The Carbon Labeling Act proposed much the same consumer-oriented, market-driven approach that has proven popular with hundreds of corporations in dozens of industries nationwide ranging from fruit, coffee and restaurants to appliances, wood products and building materials.  In California, a state which has firmly established itself as a high-profile leader on the climate change issue, a state-sponsored carbon label presumably could become a popular element in the marketplace – a viable new reason for possibly a great many customers to choose one product over another.  

This would present both risks and opportunities for corporations, even for those deciding not to participate.  And generally speaking, all corporations shudder at developments such as uncertainty, additional costs, and market confusion, all of which were possible side effects, at least initially, if AB 19 were to become law and shake things up.     

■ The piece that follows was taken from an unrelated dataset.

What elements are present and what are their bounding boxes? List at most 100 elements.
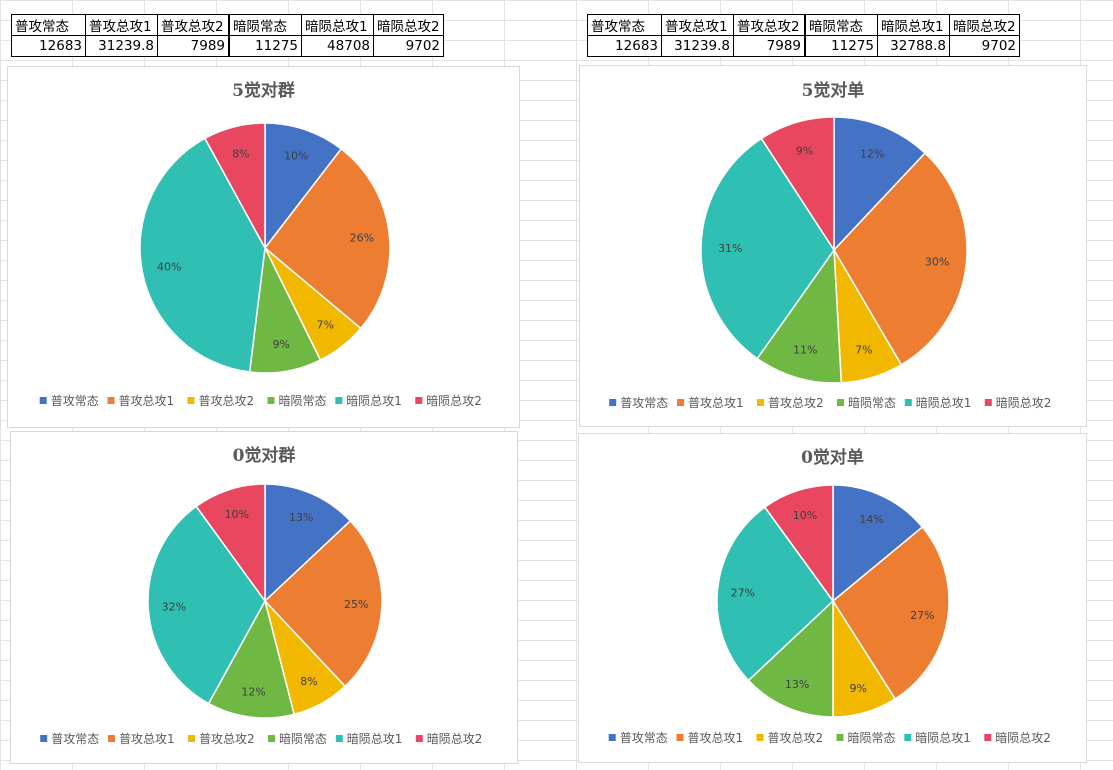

Moreover, in California, large corporations in particular, with valuable market shares and reputations to protect, would be anxious to avoid being seen or even being perceived as opposing action on climate change.  They would be anxious to avoid the following lose-lose scenario that they probably felt the Carbon Labeling Bill held in store for them:  

Either incur new costs to pursue the new carbon footprint certification from the State and to then display the label on their products, thus making their products’ greenhouse gas emissions transparent – and risking public criticism for those greenhouse gases and public pressure to spend gobs of money to clean up their manufacturing processes and/or their supply chain.  Or, avoid the aforementioned dilemma by taking a pass on the voluntary certification and label, thus risking a newfound competitive disadvantage from a direct competitor that would display the carbon label, as well as ever-mounting criticism for their lack of transparency. 

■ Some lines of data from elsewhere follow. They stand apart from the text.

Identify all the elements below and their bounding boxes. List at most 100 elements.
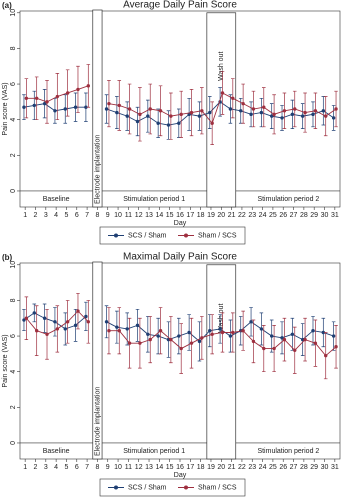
point bbox=[84, 314, 88, 319]
x-tick-label: 21 bbox=[228, 212, 236, 219]
x-tick-label: 31 bbox=[331, 212, 339, 219]
point bbox=[249, 320, 253, 324]
washout-box bbox=[206, 264, 237, 460]
x-tick-label: 4 bbox=[54, 212, 58, 219]
x-tick-label: 19 bbox=[207, 212, 215, 219]
point bbox=[262, 105, 266, 109]
point bbox=[86, 84, 90, 88]
x-axis-label: Day bbox=[174, 472, 187, 479]
point bbox=[280, 116, 284, 120]
point bbox=[135, 323, 140, 328]
y-tick-label: 10 bbox=[10, 261, 17, 269]
point bbox=[239, 109, 243, 113]
point bbox=[187, 330, 191, 335]
x-tick-label: 7 bbox=[85, 212, 89, 219]
point bbox=[197, 114, 202, 118]
point bbox=[300, 337, 305, 342]
x-tick-label: 31 bbox=[331, 464, 339, 471]
point bbox=[127, 341, 132, 345]
x-tick-label: 11 bbox=[125, 464, 132, 471]
x-tick-label: 24 bbox=[259, 212, 267, 219]
point bbox=[148, 107, 152, 111]
point bbox=[86, 320, 90, 324]
point bbox=[220, 91, 225, 95]
point bbox=[177, 121, 181, 125]
x-tick-label: 13 bbox=[145, 464, 153, 471]
point bbox=[197, 339, 202, 344]
y-tick-label: 0 bbox=[10, 441, 17, 445]
x-tick-label: 8 bbox=[95, 464, 99, 471]
period-label: Stimulation period 1 bbox=[123, 448, 185, 455]
point bbox=[55, 327, 60, 331]
point bbox=[300, 114, 305, 118]
point bbox=[179, 112, 183, 117]
point bbox=[53, 320, 57, 324]
x-tick-label: 17 bbox=[186, 464, 194, 471]
panel: (b) Maximal Daily Pain Score Baseline Elect… bbox=[2, 252, 341, 497]
point bbox=[55, 94, 60, 99]
point bbox=[251, 339, 256, 344]
legend-marker bbox=[114, 485, 118, 490]
point bbox=[117, 103, 121, 108]
x-tick-label: 8 bbox=[95, 212, 99, 219]
point bbox=[42, 101, 47, 106]
y-tick-label: 10 bbox=[10, 9, 17, 17]
x-tick-label: 30 bbox=[321, 464, 329, 471]
point bbox=[331, 334, 336, 338]
point bbox=[290, 332, 295, 336]
point bbox=[146, 114, 150, 118]
x-tick-label: 10 bbox=[114, 464, 122, 471]
point bbox=[208, 329, 212, 333]
point bbox=[262, 346, 266, 351]
point bbox=[189, 341, 194, 345]
point bbox=[280, 336, 284, 340]
point bbox=[210, 121, 214, 125]
x-tick-label: 29 bbox=[310, 464, 318, 471]
point bbox=[259, 327, 264, 331]
point bbox=[104, 320, 109, 324]
x-tick-label: 18 bbox=[197, 212, 205, 219]
period-label: Stimulation period 1 bbox=[123, 196, 185, 203]
x-tick-label: 11 bbox=[125, 212, 132, 219]
x-tick-label: 25 bbox=[269, 212, 277, 219]
point bbox=[166, 123, 171, 127]
point bbox=[117, 329, 121, 333]
point bbox=[179, 346, 183, 351]
point bbox=[313, 109, 318, 113]
point bbox=[34, 96, 39, 101]
x-tick-label: 21 bbox=[228, 464, 236, 471]
x-tick-label: 13 bbox=[145, 212, 153, 219]
point bbox=[158, 109, 163, 113]
point bbox=[107, 329, 111, 333]
point bbox=[32, 103, 36, 108]
x-tick-label: 3 bbox=[44, 212, 48, 219]
x-tick-label: 27 bbox=[290, 464, 298, 471]
x-tick-label: 28 bbox=[300, 464, 308, 471]
x-tick-label: 26 bbox=[279, 464, 287, 471]
period-label: Electrode implantation bbox=[94, 135, 101, 204]
y-tick-label: 0 bbox=[10, 189, 17, 193]
point bbox=[303, 110, 307, 115]
point bbox=[22, 318, 26, 322]
x-tick-label: 23 bbox=[248, 464, 256, 471]
y-tick-label: 2 bbox=[10, 405, 17, 409]
point bbox=[189, 110, 194, 115]
y-axis-label: Pain score (VAS) bbox=[2, 82, 9, 135]
point bbox=[156, 121, 160, 125]
x-tick-label: 9 bbox=[106, 212, 110, 219]
point bbox=[63, 327, 67, 331]
x-tick-label: 24 bbox=[259, 464, 267, 471]
x-tick-label: 9 bbox=[106, 464, 110, 471]
y-tick-label: 8 bbox=[10, 298, 17, 302]
x-tick-label: 19 bbox=[207, 464, 215, 471]
point bbox=[22, 105, 26, 109]
legend-label: SCS / Sham bbox=[128, 232, 167, 239]
x-axis-label: Day bbox=[174, 220, 187, 227]
point bbox=[241, 101, 245, 106]
x-tick-label: 1 bbox=[23, 464, 27, 471]
point bbox=[158, 329, 163, 333]
point bbox=[24, 316, 29, 320]
point bbox=[200, 336, 204, 340]
x-tick-label: 22 bbox=[238, 464, 246, 471]
x-tick-label: 10 bbox=[114, 212, 122, 219]
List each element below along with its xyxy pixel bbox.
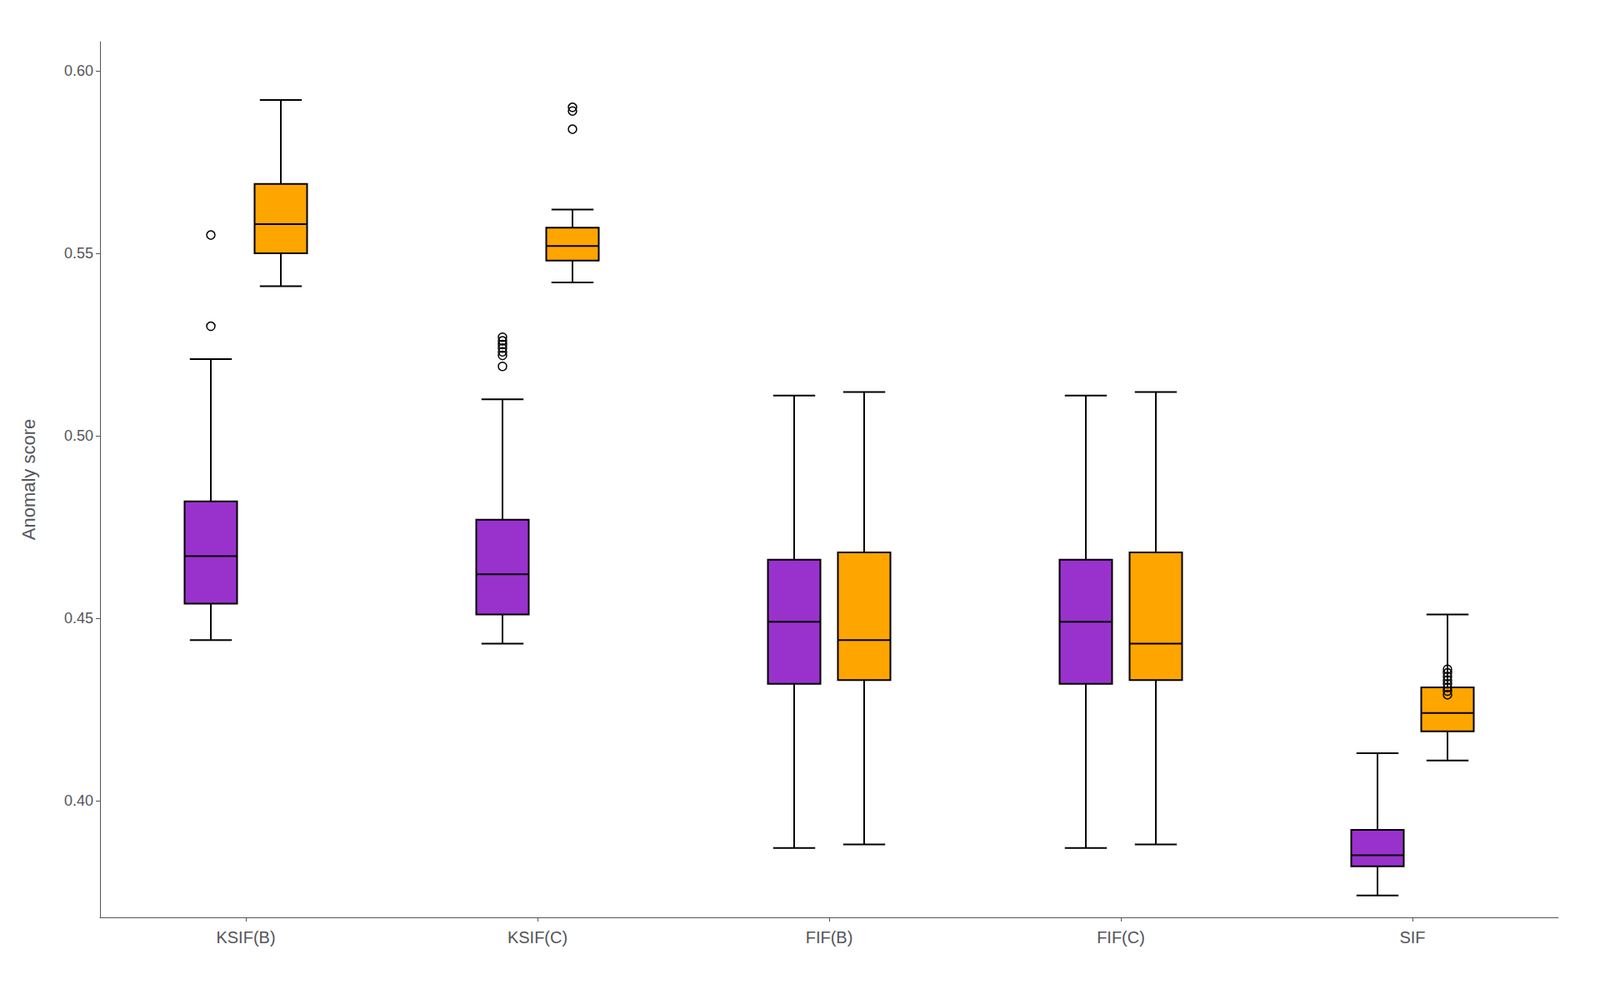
- svg-text:0.45: 0.45: [64, 610, 94, 627]
- svg-text:FIF(C): FIF(C): [1096, 928, 1145, 947]
- svg-text:SIF: SIF: [1399, 928, 1425, 947]
- svg-text:KSIF(B): KSIF(B): [215, 928, 275, 947]
- svg-text:0.40: 0.40: [64, 792, 94, 810]
- svg-text:0.55: 0.55: [64, 245, 94, 262]
- svg-text:Anomaly score: Anomaly score: [18, 419, 40, 541]
- svg-text:0.50: 0.50: [64, 427, 94, 445]
- svg-text:FIF(B): FIF(B): [805, 928, 854, 947]
- svg-text:KSIF(C): KSIF(C): [507, 928, 568, 947]
- svg-text:0.60: 0.60: [64, 62, 94, 80]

If a sufficient number of corporations and industries decide they're against a bill in the California State Legislature, all that's left is the epilogue.  So they avoided the dreaded lose-lose scenario by instead achieving their best-case scenario:  As dues-paying members of the three above-mentioned business associations that came out against AB 19, they had others do the grubby work of publicly lobbying against the bill, and they noted the silence that accompanied the bill's quiet demise.





1 comment:

  1. It is hard to understand the attitude. As the European States are a way ahead of carbon labelling, the US even at the State level cannot push for regulation-alike tools (alike, because it would be a voluntary piece of "legislation"). But I guess there are currently some work at the US level for a nation-wide ecolabel or carbon label, am I wrong?